LN – O elemento comum a todas as obras é a linguagem contemporânea. Procurei colocar no mesmo CD músicas com concepção jazzística, por um lado, e puramente erudita, por outro. O resultado poderia parecer um choque, mas percebemos, ao ouvir o material em sequência, que tudo flui muito bem. Já havia feito esta experiência com o Grupo Um no disco “A Flor de Plástico Incinerada”. Este é o caminho musical que mais aprecio.


Link da Áudio:

http://www.lelonazario.com.br/page69/index.html

WG – As obras “Ex-sense” e “Limite Sigma”, de 2016, foram compostas em função do ‘Golpe de 2016‘. A linha eletroacústica utilizada nessas duas obras junto com a fragmentação em partes e mudanças no andamento em cada uma delas representam a sua indignação?
LN – As músicas foram concebidas e gravadas durante todo aquele processo grotesco do impeachment, então, procurei representar, com os sons fragmentados e superpostos, aquele ambiente de loucura e nonsense a que assistíamos. A indignação também aparece em alguns sons, com certeza. O resultado é uma trilha sonora daquele período, que está trazendo ao país consequências gravíssimas que estamos presenciando agora.

WG – Esquisses” e “Cecil Tailored” são peças nas quais você utiliza o piano. Antes de você repaginá-las para integrar o álbum, elas já tinham sido interpretadas e/ou gravadas anteriormente?
LN – Esquisses” foi escrita em 1986 para um quarteto de flautas, em que cada flautista toca toda a família das flautas, do piccolo até a flauta-baixo. A peça caiu nas mãos da flautista Andrea Ernest Dias, que produziu uma sessão de gravação em 2004 tocando brilhantemente uma das possíveis versões da música (cuja partitura pode ser montada de várias formas).

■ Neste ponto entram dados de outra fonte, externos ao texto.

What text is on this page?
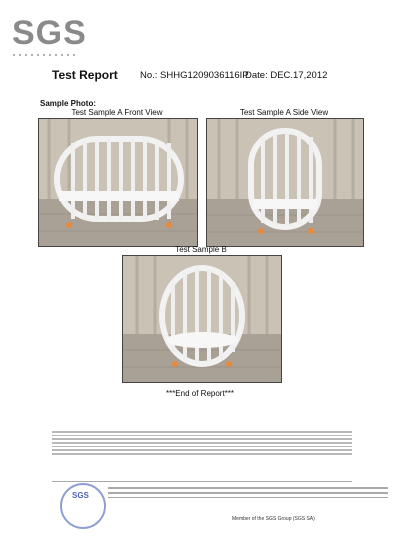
SGS
Test Report No.: SHHG1209036116IP
Date: DEC.17,2012
Sample Photo:
Test Sample A Front View	Test Sample A Side View
Test Sample B
***End of Report***
SGS
Member of the SGS Group (SGS SA)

Quando decidi incluir a obra no CD, senti que poderia acrescentar um piano como acompanhamento das flautas, aproximando a composição do restante do material, já que um dos elementos unificadores da sonoridade do CD é o teclado, seja ele acústico ou eletrônico.

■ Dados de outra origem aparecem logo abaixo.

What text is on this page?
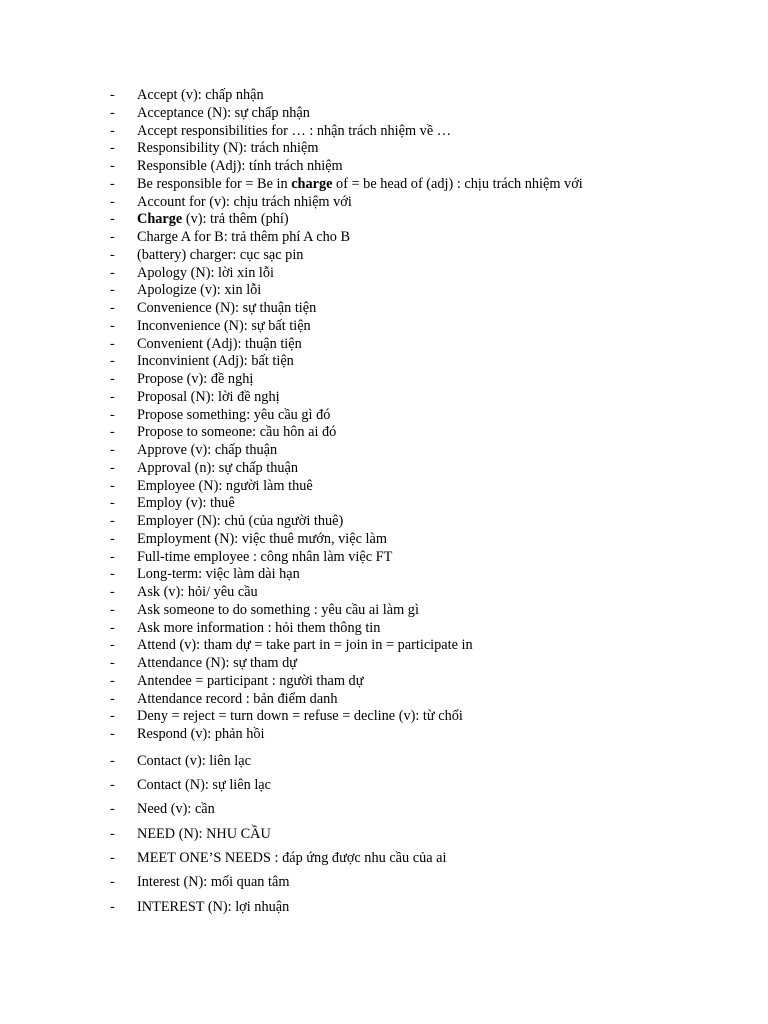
-	Accept (v): chấp nhận
-	Acceptance (N): sự chấp nhận
-	Accept responsibilities for … : nhận trách nhiệm về …
-	Responsibility (N): trách nhiệm
-	Responsible (Adj): tính trách nhiệm
-	Be responsible for = Be in charge of = be head of (adj) : chịu trách nhiệm với
-	Account for (v): chịu trách nhiệm với
-	Charge (v): trả thêm (phí)
-	Charge A for B: trả thêm phí A cho B
-	(battery) charger: cục sạc pin
-	Apology (N): lời xin lỗi
-	Apologize (v): xin lỗi
-	Convenience (N): sự thuận tiện
-	Inconvenience (N): sự bất tiện
-	Convenient (Adj): thuận tiện
-	Inconvinient (Adj): bất tiện
-	Propose (v): đề nghị
-	Proposal (N): lời đề nghị
-	Propose something: yêu cầu gì đó
-	Propose to someone: cầu hôn ai đó
-	Approve (v): chấp thuận
-	Approval (n): sự chấp thuận
-	Employee (N): người làm thuê
-	Employ (v): thuê
-	Employer (N): chủ (của người thuê)
-	Employment (N): việc thuê mướn, việc làm
-	Full-time employee : công nhân làm việc FT
-	Long-term: việc làm dài hạn
-	Ask (v): hỏi/ yêu cầu
-	Ask someone to do something : yêu cầu ai làm gì
-	Ask more information : hỏi them thông tin
-	Attend (v): tham dự = take part in = join in = participate in
-	Attendance (N): sự tham dự
-	Antendee = participant : người tham dự
-	Attendance record : bản điểm danh
-	Deny = reject = turn down = refuse = decline (v): từ chối
-	Respond (v): phản hồi
-	Contact (v): liên lạc
-	Contact (N): sự liên lạc
-	Need (v): cần
-	NEED (N): NHU CẦU
-	MEET ONE’S NEEDS : đáp ứng được nhu cầu của ai
-	Interest (N): mối quan tâm
-	INTEREST (N): lợi nhuận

Já “Cecil Tailored”, uma homenagem ao pianista americano Cecil Taylor, foi gravada originalmente com um só piano. Depois, adicionei outro piano em certas passagens e convidei o pianista Felix Wagner para criar uma parte de piano elétrico e sintetizador por cima de tudo. Mandei as partes para ele em Berlim e, logo que veio para o Brasil, nos encontramos em meu estúdio para finalizar a música.

WG – A Árvore Contempla a Montanha”, apesar do título zen, está mais para um zen revisitado? Existe realmente uma imagem ou foto?
LN – Quando gravei a música originalmente no meu CD “Simples”, a versão era mais “zen”. A imagem que me veio à mente ao ouvir a música completa foi de uma grande montanha e, no sopé, uma árvore com uma copa arredondada, sem nenhuma presença humana. Só as duas ali, contemplando-se há séculos. Sempre que ouço a música, esta imagem retorna, então, acho que é o nome apropriado pera a composição. Nesta nova versão, coloquei outros elementos, um piano elétrico mais agressivo, mas ainda vejo a imagem ao ouvi-la.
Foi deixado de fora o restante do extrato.